Chers amis, chers lecteurs gourmands, je loue et vous remercie de votre appétit jubilatoire sans quoi cette petite entreprise serait vaine.

Bonne lecture à tous et à bientôt pour de nouvelles aventures !
Isabelle

vendredi 8 juillet 2011

La danse sacrale

Auteur : Alejo Carpentier (1904, Lausanne-1980, Paris)

Traduction de l'espagnol (Cuba) par René L. F. Durand
Editions Gallimard

Lundi 27 juin 2011, je suis allée voir au cinéma le documentaire Les chemins de la mémoire consacré à la découverte des fosses de la Guerre d'Espagne et l'effort de mémoire que les Espagnols commencent à entreprendre. Deux jours plus tard, je me suis postée devant la bibliothèque de notre "cloître" et ai attendu qu'un livre me fasse signe. C'est ce gros bouquin de Alejo Carpentier qui s'est précipité. Je n'avais aucune idée de son thème, son contenu, son sujet.
Dès les premières pages, par ailleurs d'une incroyable puissance poétique, j'ai été saisie par la parenté avec le film : cheval du tableau Guernica, atroce devise du camp de Buchenwald "A chacun ce qu'il mérite", et Guerre d'Espagne. En voiture, dimanche, de retour d'Alsace, la radio a de nouveau évoqué la Guerre d'Espagne. Bon...

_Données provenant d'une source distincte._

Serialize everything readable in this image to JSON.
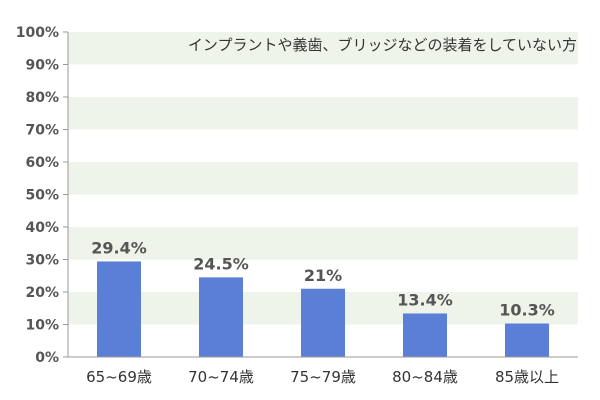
{
  "chart_data": {
    "type": "bar",
    "title": "インプラントや義歯、ブリッジなどの装着をしていない方",
    "xlabel": "",
    "ylabel": "",
    "categories": [
      "65~69歳",
      "70~74歳",
      "75~79歳",
      "80~84歳",
      "85歳以上"
    ],
    "values": [
      29.4,
      24.5,
      21,
      13.4,
      10.3
    ],
    "value_labels": [
      "29.4%",
      "24.5%",
      "21%",
      "13.4%",
      "10.3%"
    ],
    "ylim": [
      0,
      100
    ],
    "yticks": [
      0,
      10,
      20,
      30,
      40,
      50,
      60,
      70,
      80,
      90,
      100
    ],
    "ytick_labels": [
      "0%",
      "10%",
      "20%",
      "30%",
      "40%",
      "50%",
      "60%",
      "70%",
      "80%",
      "90%",
      "100%"
    ],
    "grid": "alternating horizontal bands",
    "legend": "none"
  },
  "colors": {
    "bar": "#5b7fd6",
    "band": "#eff4ea",
    "axis": "#999999"
  }
}
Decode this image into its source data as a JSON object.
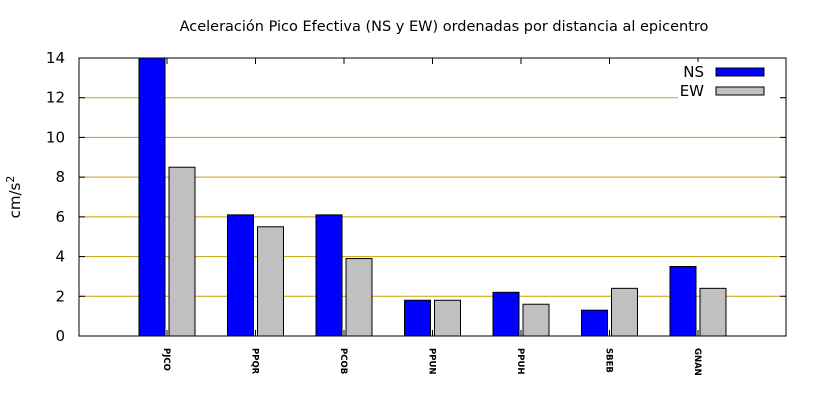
{
  "chart_data": {
    "type": "bar",
    "title": "Aceleración Pico Efectiva (NS y EW) ordenadas por distancia al epicentro",
    "ylabel_base": "cm/s",
    "ylabel_exp": "2",
    "xlabel": "",
    "ylim": [
      0,
      14
    ],
    "yticks": [
      "0",
      "2",
      "4",
      "6",
      "8",
      "10",
      "12",
      "14"
    ],
    "grid": "horizontal",
    "legend_position": "top-right",
    "categories": [
      "PJCO",
      "PPQR",
      "PCOB",
      "PPUN",
      "PPUH",
      "SBEB",
      "GNAN"
    ],
    "series": [
      {
        "name": "NS",
        "color": "#0000ff",
        "values": [
          14.0,
          6.1,
          6.1,
          1.8,
          2.2,
          1.3,
          3.5
        ]
      },
      {
        "name": "EW",
        "color": "#c0c0c0",
        "values": [
          8.5,
          5.5,
          3.9,
          1.8,
          1.6,
          2.4,
          2.4
        ]
      }
    ],
    "colors": {
      "grid": "#c8a000",
      "axis": "#000000"
    }
  }
}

Jorge Luis Borges écrit dans la préface de son recueil Histoire universelle de l'infamie : "Je qualifierai de baroque le style qui épuise délibérément (ou veut épuiser) ses possibilités et frôle sa propre caricature. [...] Baroque (Baroco) est le nom de l'une des versions du syllogisme ; le XVIIIe siècle l'avait appliqué à certains abus de l'architecture et de la peinture du XVIIe ; pour ma part, je dirais qu'est baroque la dernière étape de tout art, lorsque celui-ci exhibe et dilapide ses moyens. le baroque est intellectuel et Bernard Shaw a déclaré que toute production intellectuelle est humoristique. [...]"
Eh bien, il s'agit bien d'un bouquin baroque qui superpose de façon luxuriante l'Histoire, les histoires romanesques, les chroniques artistiques, la puissance poétique, les descriptions des villes de Paris, Bakou, La Havane, New York, Caracas... C'est un livre fou, follement généreux, dont la générosité m'a renversée, submergée. J'ai lu les 785 pages en moins d'une semaine.

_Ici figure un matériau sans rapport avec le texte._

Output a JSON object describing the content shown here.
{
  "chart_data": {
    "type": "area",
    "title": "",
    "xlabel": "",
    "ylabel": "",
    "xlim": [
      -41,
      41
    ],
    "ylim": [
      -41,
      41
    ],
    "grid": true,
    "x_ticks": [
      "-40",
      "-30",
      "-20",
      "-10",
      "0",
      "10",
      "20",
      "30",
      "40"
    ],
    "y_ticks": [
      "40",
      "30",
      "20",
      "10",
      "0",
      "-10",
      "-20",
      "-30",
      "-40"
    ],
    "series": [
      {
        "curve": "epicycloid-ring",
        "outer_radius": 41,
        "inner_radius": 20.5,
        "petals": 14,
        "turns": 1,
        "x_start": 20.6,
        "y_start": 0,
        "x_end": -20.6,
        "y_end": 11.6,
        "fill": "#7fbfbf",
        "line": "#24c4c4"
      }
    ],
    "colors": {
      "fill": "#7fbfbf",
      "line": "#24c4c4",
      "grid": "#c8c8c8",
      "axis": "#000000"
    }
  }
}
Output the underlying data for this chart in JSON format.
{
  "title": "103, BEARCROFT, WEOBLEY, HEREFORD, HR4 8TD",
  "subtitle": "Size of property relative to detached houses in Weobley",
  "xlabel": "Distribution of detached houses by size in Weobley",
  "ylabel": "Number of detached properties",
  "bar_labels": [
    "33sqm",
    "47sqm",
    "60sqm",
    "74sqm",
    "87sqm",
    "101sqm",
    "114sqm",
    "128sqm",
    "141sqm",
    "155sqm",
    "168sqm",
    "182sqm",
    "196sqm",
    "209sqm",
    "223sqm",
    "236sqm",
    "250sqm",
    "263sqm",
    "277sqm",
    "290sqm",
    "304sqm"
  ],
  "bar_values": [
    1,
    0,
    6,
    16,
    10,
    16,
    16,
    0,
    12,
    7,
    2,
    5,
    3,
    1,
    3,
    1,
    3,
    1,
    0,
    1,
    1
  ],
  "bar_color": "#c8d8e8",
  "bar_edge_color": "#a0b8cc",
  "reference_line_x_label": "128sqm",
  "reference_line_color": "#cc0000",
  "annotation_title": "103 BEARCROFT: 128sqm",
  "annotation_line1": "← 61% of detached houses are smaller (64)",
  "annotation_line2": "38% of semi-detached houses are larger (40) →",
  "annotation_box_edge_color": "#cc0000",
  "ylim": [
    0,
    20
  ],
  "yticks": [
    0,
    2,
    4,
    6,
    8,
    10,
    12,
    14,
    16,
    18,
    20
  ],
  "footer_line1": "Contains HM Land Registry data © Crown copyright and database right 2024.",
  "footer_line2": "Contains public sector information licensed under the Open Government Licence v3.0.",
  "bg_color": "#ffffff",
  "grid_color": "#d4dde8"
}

Je me suis beaucoup attachée au personnage de Vera, danseuse russe ballottée depuis son enfance par les soubresauts du monde en ce 20e siècle si tourmenté : Insurrection à Bakou sur la Mer Caspienne, révolution  russe à Saint-Pétersbourg, Guerre d'Espagne qui lui fait perdre son amoureux français, fuite de Paris en guerre, révolution cubaine. Vera ne peut mener à bien son rêve artistique. Ses projets de danseuse et de metteur en scène sont constamment anéantis.
Tout le livre fait référence au Sacre du printemps de Stravinski. Sacrifice d'une vierge. Sacrifice de tant de jeunes gens tombés sous les balles dans les conflits. Holocauste des juifs.

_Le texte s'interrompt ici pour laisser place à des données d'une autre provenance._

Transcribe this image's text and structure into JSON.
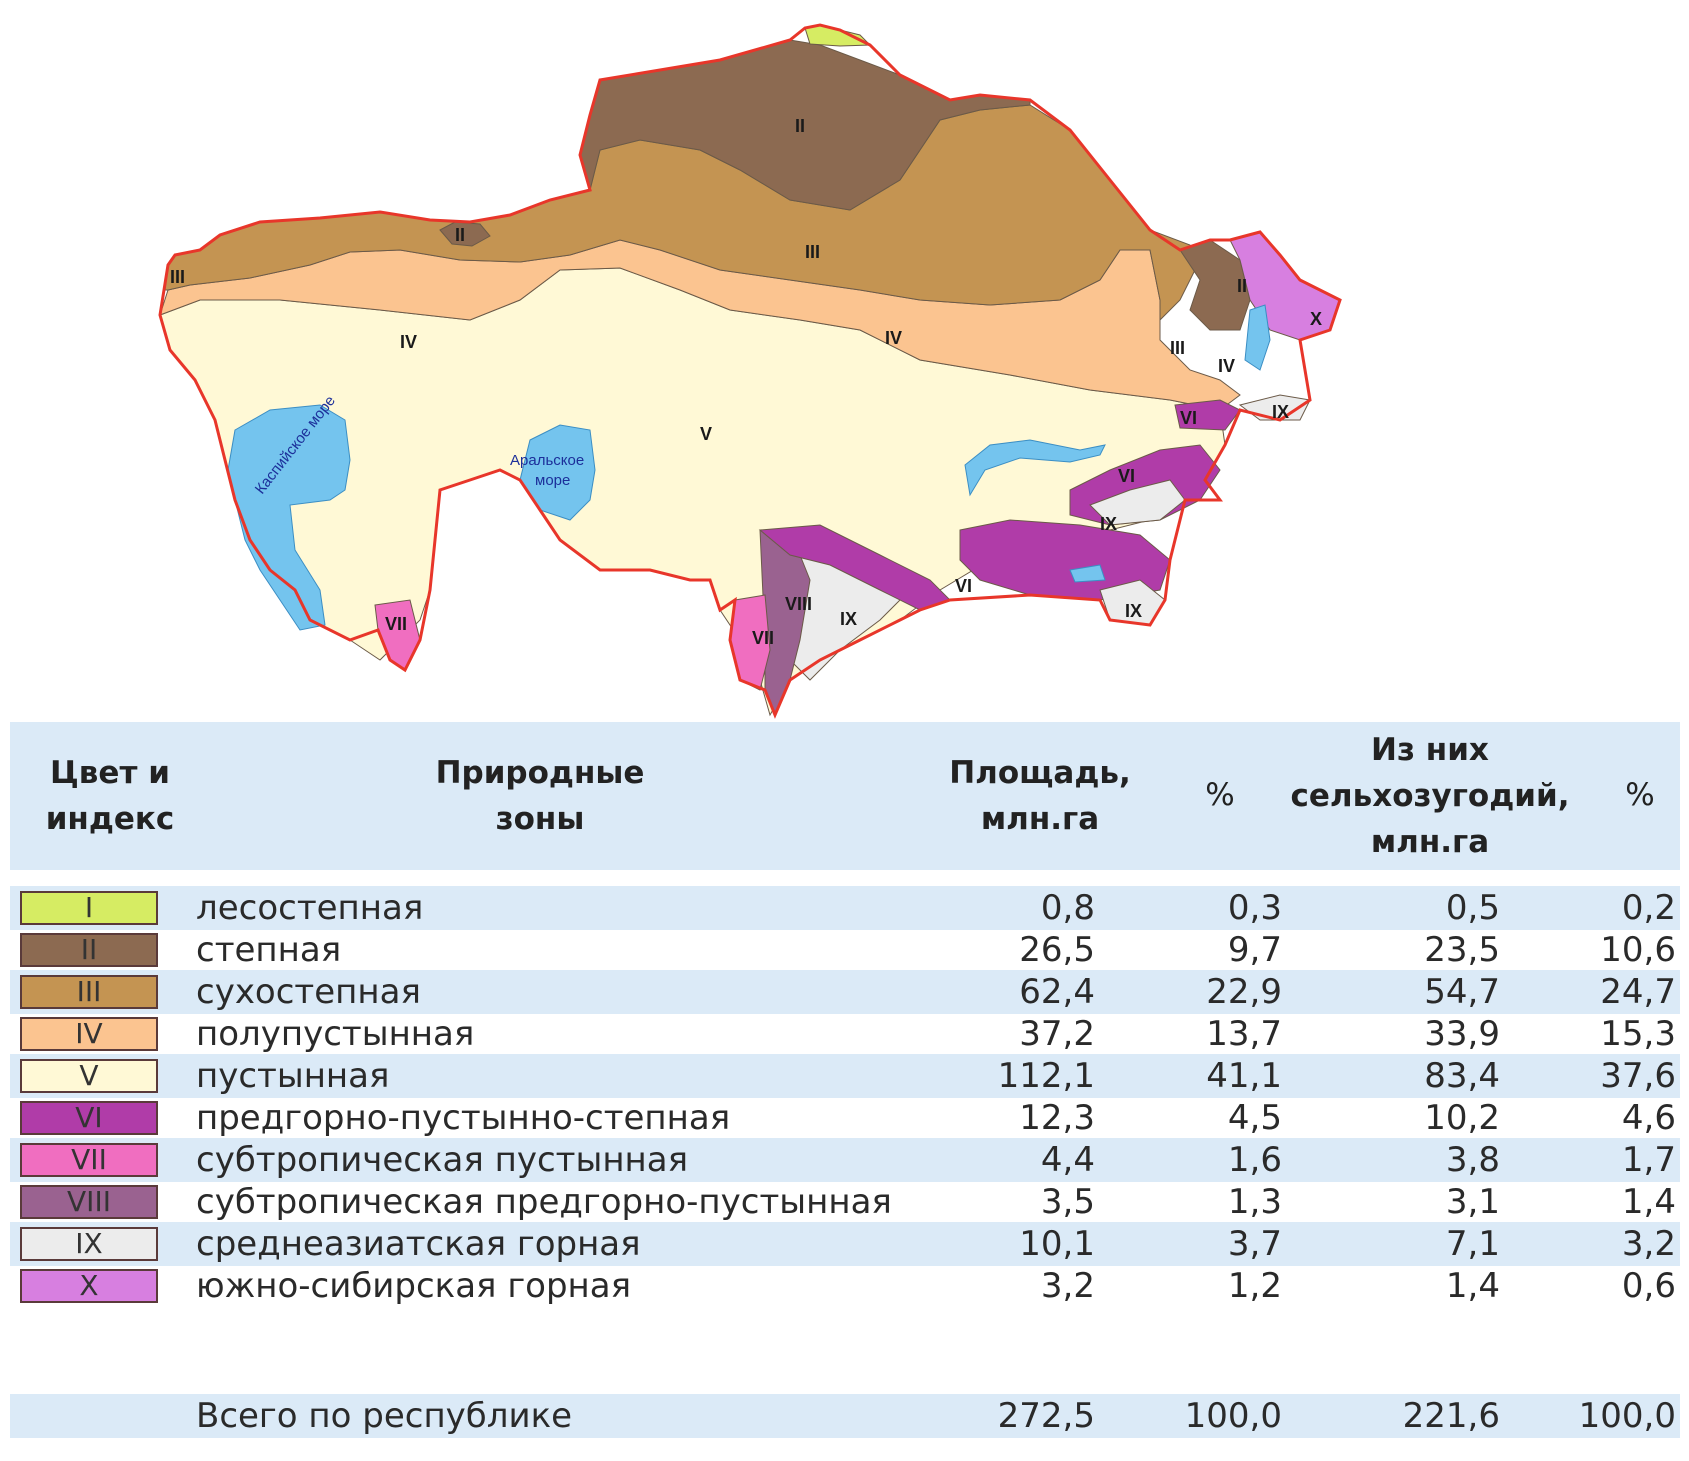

C'est grandiose, d'une puissance rare. Quel élan, quel souffle ! L'écriture porte constamment le lecteur. On ne peut se détourner de Vera, d'Enrique. Il n'y a cependant nul romantisme.
On rencontre sans cesse les grands noms de l'art, jusqu'à Dalcroze.
Alejo Carpentier cite également le baron de Nucingen, qui sort pour l'occasion de son grenier balzacien. Je viens justement de relire l'extraordinaire Père Goriot.

Page 371, comment est-il possible que Carpentier soit un aussi puissant visionnaire ? Enrique est à New York :" [...], rues dans lesquelles le passant se sentait prisonnier, opprimé, angoissé, car il avait la sensation que les corniches allaient tomber sur sa tête en un effondrement apocalyptique qui transformerait en abîme des trottoirs envahis par la nuit (nuit provoquée par les constructions elles-mêmes) à trois heures de l'après-midi..."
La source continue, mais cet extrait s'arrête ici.